The analysis contained in one of the newspaper's daily email newsletter shows that, out of the current crop of candidates, Sen. Elizabeth Warren (D-Mass.) and her husband have been the most fiscally charitable, giving 5.5 percent of their income last year to charity.

The rest of the candidates follow in descending order by percentage of total income:

Washington governor Jay Inslee and his wife gave 4.1 percent.

Freshly-outed one-percenter Sen. Bernie Sanders, I-Vt., and his wife gave 3.4 percent.

Sen. Kirsten Gillibrand (D-N.Y.) and her husband gave just south of 2 percent. So did Sen. Amy Klobuchar (D-Minn.)

Sen. Kamala Harris (D-Calif.) gave 1.4 percent of her income to charity last year, but didn't report a cent of giving during her first three years as California's attorney general.

Robert Francis "Beto" O'Rourke and his wife gave .3 percent.

The email notes that American voters still haven't seen tax returns from candidates Sen. Cory Booker, D-N.J., and South Bend, Indiana Mayor Pete Buttigieg.

While the numbers are certain to generate criticism from Republican candidates, it won't be the first time that Democrats have have taken heat for how much they give to charity.

Prospective frontrunner and former Vice President Joe Biden hasn't yet said whether or not he'll run for president this time around, but he too has been criticized for his lower rates of charitable giving, both in 2008 and 2012.

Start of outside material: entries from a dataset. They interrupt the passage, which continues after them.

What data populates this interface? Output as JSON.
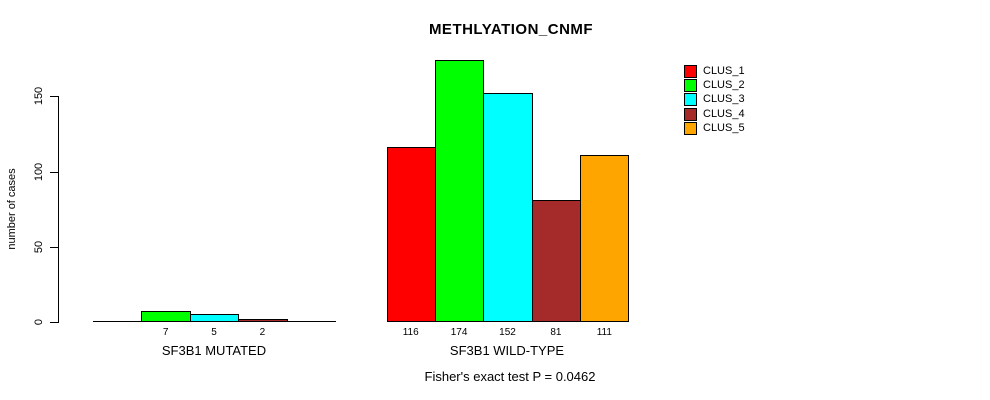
{
  "title": "METHLYATION_CNMF",
  "chart_data": {
    "type": "bar",
    "title": "METHLYATION_CNMF",
    "ylabel": "number of cases",
    "yticks": [
      0,
      50,
      100,
      150
    ],
    "ylim": [
      0,
      175
    ],
    "grid": false,
    "legend_position": "right",
    "groups": [
      "SF3B1 MUTATED",
      "SF3B1 WILD-TYPE"
    ],
    "series": [
      {
        "name": "CLUS_1",
        "color": "#FF0000",
        "values": [
          0,
          116
        ]
      },
      {
        "name": "CLUS_2",
        "color": "#00FF00",
        "values": [
          7,
          174
        ]
      },
      {
        "name": "CLUS_3",
        "color": "#00FFFF",
        "values": [
          5,
          152
        ]
      },
      {
        "name": "CLUS_4",
        "color": "#A52A2A",
        "values": [
          2,
          81
        ]
      },
      {
        "name": "CLUS_5",
        "color": "#FFA500",
        "values": [
          0,
          111
        ]
      }
    ],
    "show_bar_values": true,
    "zero_bars_drawn_as_flat_lines": true,
    "annotation": "Fisher's exact test P = 0.0462"
  }
}
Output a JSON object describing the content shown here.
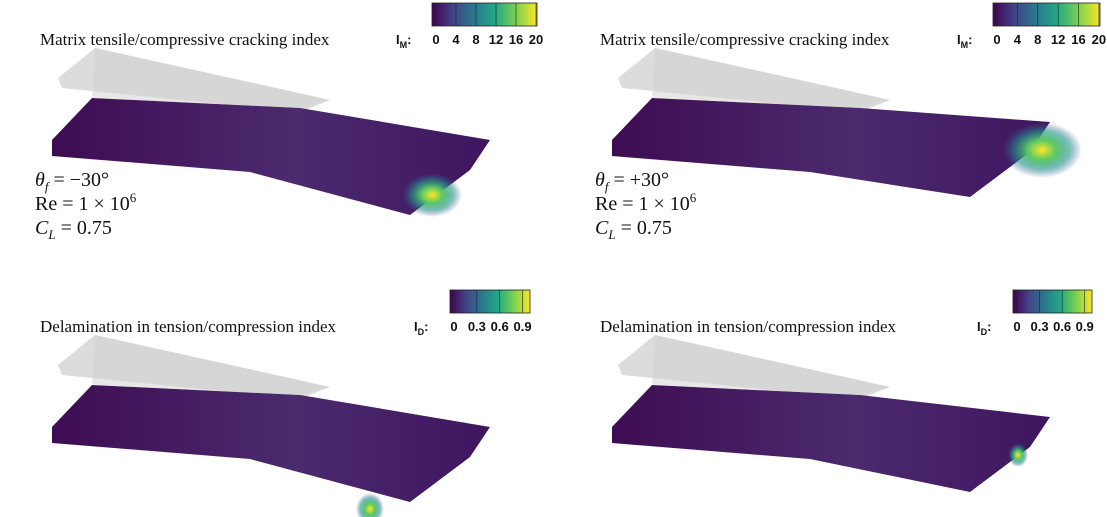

2018 New York Times analysis of voting and IRS data found that Republicans tend to give more to charity than Democrats across the country. A 2013 study from the Chronicle of Philanthropy saw similar finding in contrasting the giving levels of blue and red states.

President Donald Trump has not yet released his tax returns, though they have been demanded by House Democrats.